Armed federal agents on March 23, 2001 seized the second of two flocks of dairy sheep suspected of carrying an ailment related to mad cow disease in a dawn operation that brought an end to a 9-month legal battle over the animals' fate.

The government said the sheep pose a threat to the US food supply and has been fighting in the courts to seize them since July, when several tested positive for transmissible spongiform encephalopathy (TSE), a class of degenerative neurological disorders that includes scrapie -- which afflicts sheep -- and mad cow.

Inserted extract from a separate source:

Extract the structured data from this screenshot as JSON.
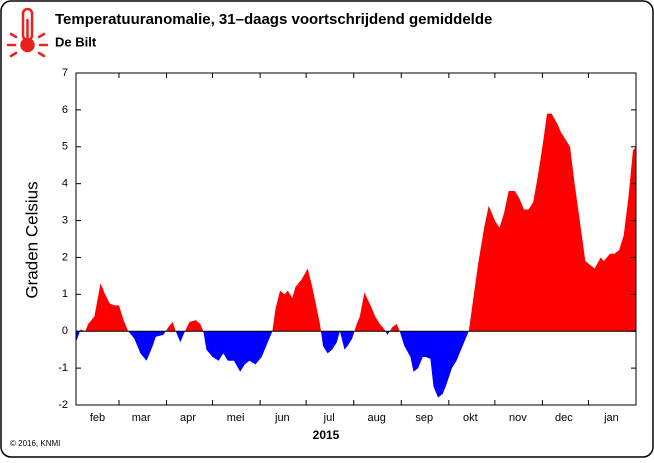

The owners of the sheep claim the US Department of Agriculture's (USDA) tests were flawed, but the courts have consistently found for the government.

The move by the USDA followed the March 21 seizure of another flock of sheep in Greensboro, Vermont, and highlighted the agency's determination to act decisively to head off any risk that mad cow disease, or bovine spongiform encephalopathy (BSE), could be introduced into the United States.

USDA agents, acting in compliance with a court decision, arrived at the farm of Larry and Linda Faillace, who own the 154 sheep, shortly after 6 a.m. and took up positions.

USDA staged the raid as Europe struggles to cope with the rapid spread of foot-and-mouth disease, which has led governments to destroy tens of thousands of cows, sheep and pigs.

The outbreak of foot-and-mouth coincides with Europe's creeping epidemic of BSE, whose human form, known as new-variant Creutzfeldt-Jakob disease, has killed more than 80 people in Britain and Europe.

There has never been a case of BSE in the United States.

The flocks were imported from Belgium and the Netherlands in 1996. They were quarantined in 1998 after US agriculture officials learned that sheep from Europe were likely exposed to feed contaminated with BSE.